Comment: NYSDEC's proposal to deregulate Medium Dairy CAFOs constitutes a substantial revision to its SPDES program requiring EPA review and approval following public notice and comment.

Response: EPA review and approval is not required for changes to our state program. The Department's rule making only affects DEC's state permit program and does not affect DEC's administration of the CWA CAFO general permit. The proposed definition of CAFO remains more stringent than the federal standard. The Summary of Express terms indicates that "the proposed rule making revisions to Subpart 750-1 are not intended to make any changes with respect to the federal definition of a Large, Medium or Small CAFO or to limit, in any way, the scope of federal law. Instead, the proposed Subpart 750-1 changes exempt non-discharging AFOs with 200-299 mature dairy cows from the requirement to obtain an ECL CAFO SPDES permit unless designated, while clarifying that although ECL CAFO SPDES permit coverage for these facilities would be discontinued, state law is still more stringent than federal law." To the extent that referencing federal laws and regulations implicates the Department's federal SPDES program, the rulemaking has been revised to remove the revision to 6 NYCRR § 750-1.24 (c).

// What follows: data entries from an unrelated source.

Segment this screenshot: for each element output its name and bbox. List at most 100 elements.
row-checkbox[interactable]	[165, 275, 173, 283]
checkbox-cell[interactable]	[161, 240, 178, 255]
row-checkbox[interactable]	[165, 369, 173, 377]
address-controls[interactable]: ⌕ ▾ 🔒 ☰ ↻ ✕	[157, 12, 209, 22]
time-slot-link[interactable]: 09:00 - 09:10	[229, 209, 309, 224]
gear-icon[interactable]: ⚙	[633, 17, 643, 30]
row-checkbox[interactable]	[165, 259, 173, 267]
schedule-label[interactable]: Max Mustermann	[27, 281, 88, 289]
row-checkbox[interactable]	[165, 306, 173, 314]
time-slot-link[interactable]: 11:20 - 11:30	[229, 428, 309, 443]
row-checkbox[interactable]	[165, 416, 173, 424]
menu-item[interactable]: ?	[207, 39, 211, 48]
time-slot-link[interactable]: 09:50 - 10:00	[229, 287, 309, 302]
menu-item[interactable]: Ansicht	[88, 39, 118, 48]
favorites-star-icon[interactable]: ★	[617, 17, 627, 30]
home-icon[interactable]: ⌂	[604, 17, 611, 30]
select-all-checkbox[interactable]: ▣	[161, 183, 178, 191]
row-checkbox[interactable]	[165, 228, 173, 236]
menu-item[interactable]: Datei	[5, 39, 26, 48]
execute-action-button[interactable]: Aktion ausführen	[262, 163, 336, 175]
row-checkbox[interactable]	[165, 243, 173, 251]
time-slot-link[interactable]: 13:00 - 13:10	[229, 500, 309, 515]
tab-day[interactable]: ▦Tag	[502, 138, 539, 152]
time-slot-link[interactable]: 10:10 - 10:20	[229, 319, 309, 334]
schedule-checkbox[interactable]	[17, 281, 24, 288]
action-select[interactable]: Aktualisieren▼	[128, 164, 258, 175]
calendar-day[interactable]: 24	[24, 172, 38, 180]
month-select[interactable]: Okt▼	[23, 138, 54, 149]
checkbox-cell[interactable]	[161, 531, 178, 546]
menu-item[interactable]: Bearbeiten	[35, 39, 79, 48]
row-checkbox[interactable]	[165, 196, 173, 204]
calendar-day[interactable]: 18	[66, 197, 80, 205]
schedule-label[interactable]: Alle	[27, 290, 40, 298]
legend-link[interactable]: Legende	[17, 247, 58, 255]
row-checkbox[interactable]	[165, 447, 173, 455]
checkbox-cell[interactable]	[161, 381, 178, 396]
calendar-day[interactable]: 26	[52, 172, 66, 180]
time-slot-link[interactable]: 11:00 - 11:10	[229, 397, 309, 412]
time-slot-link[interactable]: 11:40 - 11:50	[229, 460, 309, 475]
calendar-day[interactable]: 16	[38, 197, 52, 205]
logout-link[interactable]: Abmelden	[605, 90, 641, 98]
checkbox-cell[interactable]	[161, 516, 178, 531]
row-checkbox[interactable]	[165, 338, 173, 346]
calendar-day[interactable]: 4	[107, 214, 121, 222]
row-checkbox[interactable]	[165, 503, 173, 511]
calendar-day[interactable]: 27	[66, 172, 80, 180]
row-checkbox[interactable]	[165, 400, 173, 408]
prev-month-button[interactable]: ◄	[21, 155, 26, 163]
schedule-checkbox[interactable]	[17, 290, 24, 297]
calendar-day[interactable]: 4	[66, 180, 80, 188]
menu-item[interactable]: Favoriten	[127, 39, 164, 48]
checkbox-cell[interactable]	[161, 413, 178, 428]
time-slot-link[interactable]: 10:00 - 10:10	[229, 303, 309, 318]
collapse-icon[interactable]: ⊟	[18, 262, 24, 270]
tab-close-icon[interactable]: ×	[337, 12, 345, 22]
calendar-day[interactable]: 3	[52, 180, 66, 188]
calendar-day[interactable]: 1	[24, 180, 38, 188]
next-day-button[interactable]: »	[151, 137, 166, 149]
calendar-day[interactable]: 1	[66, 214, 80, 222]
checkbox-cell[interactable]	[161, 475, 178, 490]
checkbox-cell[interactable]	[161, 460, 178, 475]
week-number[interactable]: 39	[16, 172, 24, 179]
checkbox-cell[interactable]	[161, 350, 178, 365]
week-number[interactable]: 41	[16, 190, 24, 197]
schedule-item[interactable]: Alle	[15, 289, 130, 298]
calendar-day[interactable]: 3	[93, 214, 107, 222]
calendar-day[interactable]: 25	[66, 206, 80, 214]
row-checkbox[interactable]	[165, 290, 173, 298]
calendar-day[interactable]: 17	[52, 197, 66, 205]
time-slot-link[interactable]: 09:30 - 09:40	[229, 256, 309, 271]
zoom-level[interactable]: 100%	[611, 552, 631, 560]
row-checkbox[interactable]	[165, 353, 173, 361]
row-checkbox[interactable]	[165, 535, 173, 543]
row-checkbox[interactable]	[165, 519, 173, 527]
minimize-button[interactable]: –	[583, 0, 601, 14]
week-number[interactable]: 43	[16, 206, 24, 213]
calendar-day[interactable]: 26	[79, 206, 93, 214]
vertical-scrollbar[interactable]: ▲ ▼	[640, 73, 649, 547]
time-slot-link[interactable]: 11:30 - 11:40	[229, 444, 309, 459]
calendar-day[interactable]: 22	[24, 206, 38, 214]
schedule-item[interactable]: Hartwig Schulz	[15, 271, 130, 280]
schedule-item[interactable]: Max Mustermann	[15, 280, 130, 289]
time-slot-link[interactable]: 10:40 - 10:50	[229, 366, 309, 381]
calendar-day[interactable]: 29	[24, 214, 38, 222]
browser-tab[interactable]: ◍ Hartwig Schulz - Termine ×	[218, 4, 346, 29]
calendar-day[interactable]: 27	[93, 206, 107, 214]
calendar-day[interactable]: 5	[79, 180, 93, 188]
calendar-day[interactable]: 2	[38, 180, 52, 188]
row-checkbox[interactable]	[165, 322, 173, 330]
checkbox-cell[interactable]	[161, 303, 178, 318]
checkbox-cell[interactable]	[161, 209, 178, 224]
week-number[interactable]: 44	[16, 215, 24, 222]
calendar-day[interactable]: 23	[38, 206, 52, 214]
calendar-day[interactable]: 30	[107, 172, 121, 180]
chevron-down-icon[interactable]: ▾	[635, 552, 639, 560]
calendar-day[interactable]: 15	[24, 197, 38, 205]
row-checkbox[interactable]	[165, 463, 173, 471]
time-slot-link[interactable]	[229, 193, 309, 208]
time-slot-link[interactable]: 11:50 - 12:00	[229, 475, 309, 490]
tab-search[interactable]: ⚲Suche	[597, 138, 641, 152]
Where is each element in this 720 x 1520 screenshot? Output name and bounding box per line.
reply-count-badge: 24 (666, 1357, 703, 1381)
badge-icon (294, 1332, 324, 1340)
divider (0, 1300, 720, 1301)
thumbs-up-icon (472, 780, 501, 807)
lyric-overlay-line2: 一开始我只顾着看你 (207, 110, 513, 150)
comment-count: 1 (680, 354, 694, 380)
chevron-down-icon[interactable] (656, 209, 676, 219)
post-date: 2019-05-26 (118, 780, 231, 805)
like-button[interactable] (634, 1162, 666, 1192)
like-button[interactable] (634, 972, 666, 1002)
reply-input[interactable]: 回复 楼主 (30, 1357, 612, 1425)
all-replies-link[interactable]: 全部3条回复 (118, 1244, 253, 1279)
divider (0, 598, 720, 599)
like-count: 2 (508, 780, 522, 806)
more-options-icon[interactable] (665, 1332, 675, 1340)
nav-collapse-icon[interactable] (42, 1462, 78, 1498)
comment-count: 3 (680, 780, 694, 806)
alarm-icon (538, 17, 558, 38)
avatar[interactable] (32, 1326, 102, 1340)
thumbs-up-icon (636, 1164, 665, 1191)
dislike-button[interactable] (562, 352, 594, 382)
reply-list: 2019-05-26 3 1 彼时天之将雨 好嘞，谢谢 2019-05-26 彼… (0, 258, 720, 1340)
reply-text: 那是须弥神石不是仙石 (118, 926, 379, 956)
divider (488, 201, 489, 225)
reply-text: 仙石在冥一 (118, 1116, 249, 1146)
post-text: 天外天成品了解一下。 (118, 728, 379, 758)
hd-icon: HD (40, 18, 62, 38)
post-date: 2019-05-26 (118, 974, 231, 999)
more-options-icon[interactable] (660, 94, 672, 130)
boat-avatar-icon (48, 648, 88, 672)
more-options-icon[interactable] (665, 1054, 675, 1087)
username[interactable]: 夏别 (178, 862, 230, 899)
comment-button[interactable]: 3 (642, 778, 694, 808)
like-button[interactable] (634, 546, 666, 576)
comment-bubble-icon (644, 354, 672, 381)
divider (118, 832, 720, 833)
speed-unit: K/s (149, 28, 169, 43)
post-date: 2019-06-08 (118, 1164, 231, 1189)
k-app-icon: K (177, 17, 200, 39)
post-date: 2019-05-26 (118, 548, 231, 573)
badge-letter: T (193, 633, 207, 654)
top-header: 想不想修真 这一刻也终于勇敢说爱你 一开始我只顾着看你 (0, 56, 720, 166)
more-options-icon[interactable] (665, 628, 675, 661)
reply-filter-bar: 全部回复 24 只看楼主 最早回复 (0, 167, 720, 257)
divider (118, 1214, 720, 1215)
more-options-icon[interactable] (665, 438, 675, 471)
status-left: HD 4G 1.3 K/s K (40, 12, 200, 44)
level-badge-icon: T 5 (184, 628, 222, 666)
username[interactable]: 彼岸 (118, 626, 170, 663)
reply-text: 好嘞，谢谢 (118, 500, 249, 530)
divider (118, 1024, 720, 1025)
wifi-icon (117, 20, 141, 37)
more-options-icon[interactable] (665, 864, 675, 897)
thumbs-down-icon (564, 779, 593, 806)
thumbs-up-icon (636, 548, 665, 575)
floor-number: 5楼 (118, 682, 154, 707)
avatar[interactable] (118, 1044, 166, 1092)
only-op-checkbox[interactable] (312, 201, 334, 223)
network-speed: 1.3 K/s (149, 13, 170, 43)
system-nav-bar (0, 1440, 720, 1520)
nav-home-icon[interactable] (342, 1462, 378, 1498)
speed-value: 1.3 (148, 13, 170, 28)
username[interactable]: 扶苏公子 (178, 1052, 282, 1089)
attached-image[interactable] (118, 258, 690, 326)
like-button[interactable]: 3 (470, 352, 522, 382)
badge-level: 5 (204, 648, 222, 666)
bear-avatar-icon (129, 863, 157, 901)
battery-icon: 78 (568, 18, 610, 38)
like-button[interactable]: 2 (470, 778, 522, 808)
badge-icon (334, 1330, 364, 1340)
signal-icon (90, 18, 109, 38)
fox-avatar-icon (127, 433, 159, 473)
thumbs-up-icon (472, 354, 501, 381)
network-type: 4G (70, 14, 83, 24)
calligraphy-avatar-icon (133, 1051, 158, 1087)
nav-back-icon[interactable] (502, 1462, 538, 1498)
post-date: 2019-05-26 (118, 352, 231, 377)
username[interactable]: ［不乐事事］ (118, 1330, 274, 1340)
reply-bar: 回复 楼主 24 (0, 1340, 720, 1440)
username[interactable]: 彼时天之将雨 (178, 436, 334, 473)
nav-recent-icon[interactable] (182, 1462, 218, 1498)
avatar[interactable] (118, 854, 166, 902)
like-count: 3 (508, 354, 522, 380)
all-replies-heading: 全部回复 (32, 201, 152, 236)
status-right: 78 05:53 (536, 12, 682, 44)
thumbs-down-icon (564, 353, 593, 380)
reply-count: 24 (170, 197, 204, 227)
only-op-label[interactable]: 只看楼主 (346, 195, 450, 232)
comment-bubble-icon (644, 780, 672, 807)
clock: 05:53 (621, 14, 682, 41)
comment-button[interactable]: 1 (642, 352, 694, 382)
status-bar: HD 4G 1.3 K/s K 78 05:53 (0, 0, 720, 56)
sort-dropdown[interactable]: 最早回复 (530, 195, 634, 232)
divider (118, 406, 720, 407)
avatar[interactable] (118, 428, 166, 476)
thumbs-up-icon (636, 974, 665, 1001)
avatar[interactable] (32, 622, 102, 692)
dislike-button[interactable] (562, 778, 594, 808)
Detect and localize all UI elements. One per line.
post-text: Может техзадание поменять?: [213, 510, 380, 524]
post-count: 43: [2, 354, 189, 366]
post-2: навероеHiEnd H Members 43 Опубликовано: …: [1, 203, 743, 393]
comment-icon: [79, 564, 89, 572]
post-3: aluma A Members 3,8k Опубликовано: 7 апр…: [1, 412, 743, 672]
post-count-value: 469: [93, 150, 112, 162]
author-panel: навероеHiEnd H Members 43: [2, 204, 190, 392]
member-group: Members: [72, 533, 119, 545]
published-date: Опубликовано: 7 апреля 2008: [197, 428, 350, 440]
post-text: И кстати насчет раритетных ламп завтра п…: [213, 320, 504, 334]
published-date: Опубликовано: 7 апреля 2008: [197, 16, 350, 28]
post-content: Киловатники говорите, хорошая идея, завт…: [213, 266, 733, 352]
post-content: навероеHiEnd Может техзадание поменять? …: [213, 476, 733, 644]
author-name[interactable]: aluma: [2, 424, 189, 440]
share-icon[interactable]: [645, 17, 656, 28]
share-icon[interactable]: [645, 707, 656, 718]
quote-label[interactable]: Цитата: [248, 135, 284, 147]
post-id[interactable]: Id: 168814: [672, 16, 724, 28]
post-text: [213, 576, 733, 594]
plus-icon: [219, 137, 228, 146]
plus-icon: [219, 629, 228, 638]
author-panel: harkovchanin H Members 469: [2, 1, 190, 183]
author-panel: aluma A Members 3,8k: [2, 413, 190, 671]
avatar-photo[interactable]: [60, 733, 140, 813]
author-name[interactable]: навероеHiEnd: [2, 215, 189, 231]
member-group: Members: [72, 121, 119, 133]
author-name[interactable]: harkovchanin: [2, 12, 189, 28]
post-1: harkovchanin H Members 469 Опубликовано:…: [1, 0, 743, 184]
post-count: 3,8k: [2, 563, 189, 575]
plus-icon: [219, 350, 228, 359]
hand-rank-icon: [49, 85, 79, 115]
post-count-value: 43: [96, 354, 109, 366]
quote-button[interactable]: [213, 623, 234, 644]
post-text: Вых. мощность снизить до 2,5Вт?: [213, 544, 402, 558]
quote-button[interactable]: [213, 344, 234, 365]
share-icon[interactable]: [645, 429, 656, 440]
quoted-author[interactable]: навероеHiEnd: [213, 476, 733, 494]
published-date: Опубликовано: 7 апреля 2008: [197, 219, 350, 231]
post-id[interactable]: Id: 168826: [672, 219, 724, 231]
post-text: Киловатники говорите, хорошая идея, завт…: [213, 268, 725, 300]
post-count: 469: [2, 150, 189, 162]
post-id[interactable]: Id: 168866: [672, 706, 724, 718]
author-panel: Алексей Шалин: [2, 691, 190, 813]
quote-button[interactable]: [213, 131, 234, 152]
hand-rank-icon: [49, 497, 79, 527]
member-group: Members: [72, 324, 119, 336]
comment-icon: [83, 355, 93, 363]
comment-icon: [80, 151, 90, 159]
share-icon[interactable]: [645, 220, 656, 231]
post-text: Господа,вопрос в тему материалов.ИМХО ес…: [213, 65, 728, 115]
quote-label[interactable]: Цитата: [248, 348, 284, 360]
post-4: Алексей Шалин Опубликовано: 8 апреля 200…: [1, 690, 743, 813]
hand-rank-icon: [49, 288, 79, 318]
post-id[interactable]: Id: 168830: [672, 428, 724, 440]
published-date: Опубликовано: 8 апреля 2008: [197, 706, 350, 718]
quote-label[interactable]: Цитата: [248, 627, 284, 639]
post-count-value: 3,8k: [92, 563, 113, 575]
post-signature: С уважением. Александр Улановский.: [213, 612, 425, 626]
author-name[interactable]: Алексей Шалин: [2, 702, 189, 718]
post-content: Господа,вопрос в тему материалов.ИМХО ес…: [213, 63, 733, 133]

In Waterkeeper Alliance v. EPA, 2005 U.S. App. LEXIS 6533 (2005), the Second Circuit Court of Appeals held that EPA is only authorized to regulate CAFOs that discharge. In response to this decision, EPA changed its federal rules and no longer requires CAFOs that "propose to discharge" to apply for a NPDES permit. Furthermore, federal rules have removed language allowing CAFOs the option to voluntarily certify that they do not discharge. The Department's rulemaking only impacts AFOs with 200-299 mature dairy cows that do not discharge. Therefore, the proposed rule making does not affect implementation of the federal permit program. Indeed, the Department administers two types of general permits: 1) the Clean Water Act CAFO general permit for CAFOs that discharge and 2) the ECL CAFO permit for CAFOs that do not discharge. Thus, the proposed rule making is not a "program revision" under 40 CFR 123.62 because it only applies to non-discharging facilities that are beyond the scope of the Clean Water Act. Similarly, the Department need not obtain prior EPA approval for modifications to its ECL CAFO SPDES general permit because this permit merely implements ECL requirements. Indeed, the ECL CAFO SPDES general permit specifically relies upon Article 17, Title 7 of the ECL for authority to require coverage. Title 7, unlike Title 8, of Article 17 is based on State authority not Federal.